Since 1.1.2.1 is an other IP address belonging to the same system, there is no forwarding involved. The system received a packet and handled it for itself, as an incoming packet for local delivery rather than a packet to be routed to a 3rd party. This goes along with the general idea that on Linux IPs should be considered as part of a pool rather than belonging to an interface.
To prevent such packet to be accepted using iptables, you have to filter it in the INPUT chain rather than the FORWARD chain. If the two networks involved are /24, this would be for example:
iptables -I INPUT -s 1.1.1.0/24 -d 1.1.2.0/24 -j DROP
As this would also prevent the system to connect to itself in some cases (because this example doesn't use interface names in the rule), it should probably at least have this rule prepended to it:
iptables -I INPUT -i lo -j ACCEPT
Stating the interface name is sometimes helpful to organize rules and for security in some corner cases (not as often as thought, considering reverse path filtering is activated by default on most distributions).
UPDATE: as mentioned by OP, of course this example rule can be better written by using -s 1.1.1.0/24 -d ! 1.1.1.0/24 to only have one rule per LAN, rather than LAN^2 rules if all LANs should be "isolated" likewise.
UPDATE: as further requested, here's a much more elegant method using nftables with a fib (forwarding information base) expression (even documented as example in the man page): drop a destination address that is not local (nor broadcast nor multicast) to the interface where it was received. Since this expression doesn't require to state explicitly any IP (nor any interface), it can even work both for IPv4 and IPv6 at the same time, by using an inet address family table rather than an ip address family table.

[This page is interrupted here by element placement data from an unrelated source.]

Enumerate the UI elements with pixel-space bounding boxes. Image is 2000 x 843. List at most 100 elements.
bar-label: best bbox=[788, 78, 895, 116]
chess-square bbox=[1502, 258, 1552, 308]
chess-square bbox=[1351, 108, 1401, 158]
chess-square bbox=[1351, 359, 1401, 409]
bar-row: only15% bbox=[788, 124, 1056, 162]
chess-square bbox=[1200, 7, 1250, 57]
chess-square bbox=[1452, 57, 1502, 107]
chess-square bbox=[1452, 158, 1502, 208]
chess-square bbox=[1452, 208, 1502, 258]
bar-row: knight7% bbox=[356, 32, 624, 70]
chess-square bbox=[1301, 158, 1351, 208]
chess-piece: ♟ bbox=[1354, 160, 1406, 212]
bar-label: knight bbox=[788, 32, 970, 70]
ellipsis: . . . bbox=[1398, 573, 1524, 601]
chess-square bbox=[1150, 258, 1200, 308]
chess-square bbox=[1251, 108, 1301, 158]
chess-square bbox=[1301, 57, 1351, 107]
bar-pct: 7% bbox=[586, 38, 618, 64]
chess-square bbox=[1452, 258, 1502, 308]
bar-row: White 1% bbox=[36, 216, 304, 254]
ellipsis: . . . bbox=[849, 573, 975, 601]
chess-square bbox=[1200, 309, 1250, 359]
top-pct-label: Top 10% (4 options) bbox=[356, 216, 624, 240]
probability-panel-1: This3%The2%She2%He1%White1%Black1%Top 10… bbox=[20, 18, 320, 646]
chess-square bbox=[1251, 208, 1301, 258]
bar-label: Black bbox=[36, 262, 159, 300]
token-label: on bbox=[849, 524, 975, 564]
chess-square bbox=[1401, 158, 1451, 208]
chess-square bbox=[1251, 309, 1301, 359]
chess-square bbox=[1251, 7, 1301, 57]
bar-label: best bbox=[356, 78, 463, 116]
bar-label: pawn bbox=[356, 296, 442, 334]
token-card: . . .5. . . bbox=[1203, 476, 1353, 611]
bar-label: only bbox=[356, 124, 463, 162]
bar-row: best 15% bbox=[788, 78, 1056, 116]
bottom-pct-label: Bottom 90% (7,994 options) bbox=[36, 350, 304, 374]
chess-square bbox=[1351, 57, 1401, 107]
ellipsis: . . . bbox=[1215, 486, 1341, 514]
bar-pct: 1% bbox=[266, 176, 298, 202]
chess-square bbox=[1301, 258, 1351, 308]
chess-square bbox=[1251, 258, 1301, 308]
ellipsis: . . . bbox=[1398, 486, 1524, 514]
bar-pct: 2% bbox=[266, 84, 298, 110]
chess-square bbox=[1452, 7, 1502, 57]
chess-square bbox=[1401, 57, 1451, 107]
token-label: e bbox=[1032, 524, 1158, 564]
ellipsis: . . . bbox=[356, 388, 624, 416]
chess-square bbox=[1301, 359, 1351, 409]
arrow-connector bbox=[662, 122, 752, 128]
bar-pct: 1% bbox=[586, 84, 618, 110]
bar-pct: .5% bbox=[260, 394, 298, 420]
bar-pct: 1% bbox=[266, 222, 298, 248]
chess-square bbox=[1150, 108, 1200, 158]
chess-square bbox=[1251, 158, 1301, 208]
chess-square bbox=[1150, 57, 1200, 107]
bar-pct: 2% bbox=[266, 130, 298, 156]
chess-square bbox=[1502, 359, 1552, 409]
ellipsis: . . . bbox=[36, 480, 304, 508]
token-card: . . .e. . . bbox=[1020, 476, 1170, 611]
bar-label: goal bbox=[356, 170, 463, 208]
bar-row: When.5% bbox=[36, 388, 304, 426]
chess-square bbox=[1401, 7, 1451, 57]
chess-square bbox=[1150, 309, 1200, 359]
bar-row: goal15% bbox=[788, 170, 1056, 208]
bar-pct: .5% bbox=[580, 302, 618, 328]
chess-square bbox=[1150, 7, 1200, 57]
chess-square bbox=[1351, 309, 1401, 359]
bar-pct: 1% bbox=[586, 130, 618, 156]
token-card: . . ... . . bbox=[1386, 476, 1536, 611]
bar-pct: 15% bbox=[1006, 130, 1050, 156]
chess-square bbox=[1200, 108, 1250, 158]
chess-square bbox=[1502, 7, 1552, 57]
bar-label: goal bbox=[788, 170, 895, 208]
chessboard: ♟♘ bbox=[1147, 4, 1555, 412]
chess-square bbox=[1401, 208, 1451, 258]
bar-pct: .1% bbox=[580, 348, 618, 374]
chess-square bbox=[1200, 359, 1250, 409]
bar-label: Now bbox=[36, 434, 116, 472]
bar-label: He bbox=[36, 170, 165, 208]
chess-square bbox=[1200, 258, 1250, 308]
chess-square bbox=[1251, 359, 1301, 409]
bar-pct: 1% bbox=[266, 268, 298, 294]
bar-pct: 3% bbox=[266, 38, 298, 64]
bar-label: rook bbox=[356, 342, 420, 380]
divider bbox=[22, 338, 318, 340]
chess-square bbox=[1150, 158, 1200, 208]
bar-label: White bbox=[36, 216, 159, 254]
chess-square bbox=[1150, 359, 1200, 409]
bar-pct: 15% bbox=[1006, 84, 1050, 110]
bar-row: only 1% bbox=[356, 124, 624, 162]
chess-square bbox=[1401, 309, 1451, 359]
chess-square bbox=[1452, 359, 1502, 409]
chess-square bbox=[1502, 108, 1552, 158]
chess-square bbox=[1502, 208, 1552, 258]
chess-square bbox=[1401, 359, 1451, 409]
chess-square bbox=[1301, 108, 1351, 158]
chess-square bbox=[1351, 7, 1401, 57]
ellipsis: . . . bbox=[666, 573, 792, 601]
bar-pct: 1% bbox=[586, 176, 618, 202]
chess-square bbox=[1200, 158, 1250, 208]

# nft add table inet filter
# nft add chain inet filter prerouting '{ type filter hook prerouting priority -150; policy accept; }
# nft add rule inet filter prerouting fib daddr . iif type != { local, broadcast, multicast } counter drop
This alone will handle any number of LANs/interfaces (as long as you don't play and put multiple LANs on the same interface, which would probably defeat the rule above between those multiple LANs). counter is optional, just to see hits using for example nft list ruleset.
However, this rule, as is, allows DNAT to an other local IP defined on an other interface since it happens before any DNAT (with iptables it's registered at priority NF_IP_PRI_NAT_DST (=-100)) but at the same time prevents routing/forwarding (if OP chose to enable it back) or forwarding DNAT: either they are dropped because not local (for normal forwarding), or the return packets will hit this rule before "reverse DNAT" happens and will be dropped . If added in the hook input chain instead, the reverse will happen: no local DNAT to an other IP allowed but routed/forwarded DNAT works because it goes through the forward hook rather than input. This would be more useful, and for other rare cases, exceptions can be added. So in the end this should be used instead of above:
# nft add table inet filter
# nft add chain inet filter input '{ type filter hook input priority 0; policy accept; }
# nft add rule inet filter input fib daddr . iif type != { local, broadcast, multicast } counter drop
Also iptables and nftables can coexist peacefully (with the exception of nat where only one should attempt to register, not both). So these few nftables lines can play along any existing iptables rules.
The rule above can be written in script format (mostly output of nft list ruleset) instead for initialization at boot, like:
#!/usr/sbin/nft -f
flush ruleset
table inet filter {
chain input {
type filter hook input priority 0; policy accept;
fib daddr . iif type != { local, broadcast, multicast } counter drop
}
}
To be nitpicking, the only thing to check is when using the newer iptables over nftables API, which is for example default on Debian buster, flush ruleset would also flush iptables rules since they're actually stored using nftables, and since for now you can't instead flush only a non-existing chain "in advance" without an error. So this script should be run before any iptables script if this is the case.
Also note that a client in the 1.1.1.0/24 network while not able to connect to 1.1.2.1 is still able to infer its existance using ARP. Something like:
arping -I eth0 1.1.2.1
would get replies from 1.1.2.1 with the system's interface on the 1.1.1.0/24 network, even if 1.1.2.1 "belongs" to an other interface in an other network, with a different MAC address.
That's because, again, Linux by default, for better or for worse, will answer ARP requests received on any of its interfaces for any of its IPs. Details described this time there: arp_filter.
To avoid this, either mingle with arp_filter + ip rule or arp_announce + arp_ignore, or use arptables (or nftables with arp family) to filter ARP requests (might require one of the previous settings anyway).